All states and territories (except Western Australia) now have strong renewable energy targets and/or zero emissions targets in place (Climate Council, 2017) Victoria has recently introduced legislation. South Australia is widely seen as a global leader with uncertainty about the continuation of policy in South Australia with the recent change in government (The Guardian, 2018a): it has one of the highest shares of variable renewable energy, with 48% share of wind and solar total generation in 2017) (IEEFA, 2018), the world’s largest lithium ion battery, and innovative projects for renewable hydrogen and virtual power plants. Households across Australia are massively deploying small-scale solar (the 15% share of households deploying solar PV is among the highest in the world (ESAA, 2015)) and increasingly combining this with battery storage, and public opinion (Essential, 2017) is supportive of renewable energies and climate policy.
The federal government of Australia decided not to accept the recommendations of the 2017 Finkel-Review (commissioned by Federal and State governments) to adopt a Clean Energy Target. It has instead proposed an alternative instrument: a reliability obligation and an emissions reduction target on energy retailers and a small number of large electricity users (so-called National Energy Guarantee, NEG) (COAG Energy Council, 2018; Energy Security Board, 2018).
The electricity sector emissions reduction pathway suggested by the government (26–28% reduction from 2030 levels from 2005) is not consistent with the Paris Agreement, as its reductions only track the (already insufficient) 2030 reductions proposed for the entire Australian economy, whereas the electricity sector needs to—and can—reduce emissions faster (Hare et al., 2017). Other suggested elements such as the inclusion of domestic and international offsets, and the possibility of delaying emissions reductions—increase both the risk of slowing down investments in renewable energy below business as usual, and the risk of locking-in carbon intensive fossil fuel infrastructure (coal and gas) (Jotzko & Mazouz, 2017) (Energetics, 2018).

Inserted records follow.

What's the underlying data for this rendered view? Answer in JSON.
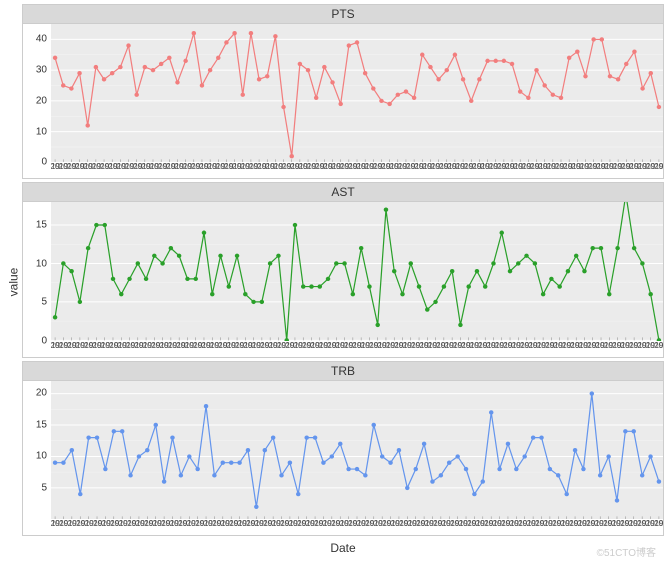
{
  "axis": {
    "x": "Date",
    "y": "value"
  },
  "watermark": "©51CTO博客",
  "facets": [
    "PTS",
    "AST",
    "TRB"
  ],
  "chart_data": [
    {
      "type": "line",
      "title": "PTS",
      "xlabel": "Date",
      "ylabel": "value",
      "ylim": [
        0,
        45
      ],
      "yticks": [
        0,
        10,
        20,
        30,
        40
      ],
      "x_tick_prefix": "2019",
      "color": "#f27e7e",
      "values": [
        34,
        25,
        24,
        29,
        12,
        31,
        27,
        29,
        31,
        38,
        22,
        31,
        30,
        32,
        34,
        26,
        33,
        42,
        25,
        30,
        34,
        39,
        42,
        22,
        42,
        27,
        28,
        41,
        18,
        2,
        32,
        30,
        21,
        31,
        26,
        19,
        38,
        39,
        29,
        24,
        20,
        19,
        22,
        23,
        21,
        35,
        31,
        27,
        30,
        35,
        27,
        20,
        27,
        33,
        33,
        33,
        32,
        23,
        21,
        30,
        25,
        22,
        21,
        34,
        36,
        28,
        40,
        40,
        28,
        27,
        32,
        36,
        24,
        29,
        18
      ]
    },
    {
      "type": "line",
      "title": "AST",
      "xlabel": "Date",
      "ylabel": "value",
      "ylim": [
        0,
        18
      ],
      "yticks": [
        0,
        5,
        10,
        15
      ],
      "x_tick_prefix": "2019",
      "color": "#2aa02a",
      "values": [
        3,
        10,
        9,
        5,
        12,
        15,
        15,
        8,
        6,
        8,
        10,
        8,
        11,
        10,
        12,
        11,
        8,
        8,
        14,
        6,
        11,
        7,
        11,
        6,
        5,
        5,
        10,
        11,
        0,
        15,
        7,
        7,
        7,
        8,
        10,
        10,
        6,
        12,
        7,
        2,
        17,
        9,
        6,
        10,
        7,
        4,
        5,
        7,
        9,
        2,
        7,
        9,
        7,
        10,
        14,
        9,
        10,
        11,
        10,
        6,
        8,
        7,
        9,
        11,
        9,
        12,
        12,
        6,
        12,
        19,
        12,
        10,
        6,
        0
      ]
    },
    {
      "type": "line",
      "title": "TRB",
      "xlabel": "Date",
      "ylabel": "value",
      "ylim": [
        0,
        22
      ],
      "yticks": [
        5,
        10,
        15,
        20
      ],
      "x_tick_prefix": "2019",
      "color": "#6495ed",
      "values": [
        9,
        9,
        11,
        4,
        13,
        13,
        8,
        14,
        14,
        7,
        10,
        11,
        15,
        6,
        13,
        7,
        10,
        8,
        18,
        7,
        9,
        9,
        9,
        11,
        2,
        11,
        13,
        7,
        9,
        4,
        13,
        13,
        9,
        10,
        12,
        8,
        8,
        7,
        15,
        10,
        9,
        11,
        5,
        8,
        12,
        6,
        7,
        9,
        10,
        8,
        4,
        6,
        17,
        8,
        12,
        8,
        10,
        13,
        13,
        8,
        7,
        4,
        11,
        8,
        20,
        7,
        10,
        3,
        14,
        14,
        7,
        10,
        6
      ]
    }
  ]
}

The Emissions Reduction Fund (ERF)—the so-called “centrepiece” of the Australian Government’s policy suite to reduce emissions—does not set Australia on a path to meeting its targets as has been reiterated in the latest review by the (Climate Change Authority, 2017). Instead of introducing new policies to address the structural change needed (CCA 2017), the government is now considering allowing international units to be used for compliance. In addition, the recently-established safeguard mechanism risks counteracting the emissions reductions the ERF is supposed to deliver and further undermining the achievement of the 2030 target (Reputex, 2018) by increasing emissions allowances for large industry facilities.
Australia ratified the Paris Agreement on 6 November 2016. Its Nationally Determined Contribution (NDC), includes a target of reducing GHG emissions, including land use, land use change and forestry (LULUCF), by 26–28% below 2005 levels by 2030. This target is equivalent to a range of around 1% to 3% above 1990 levels of GHG emissions excluding LULUCF in 2030.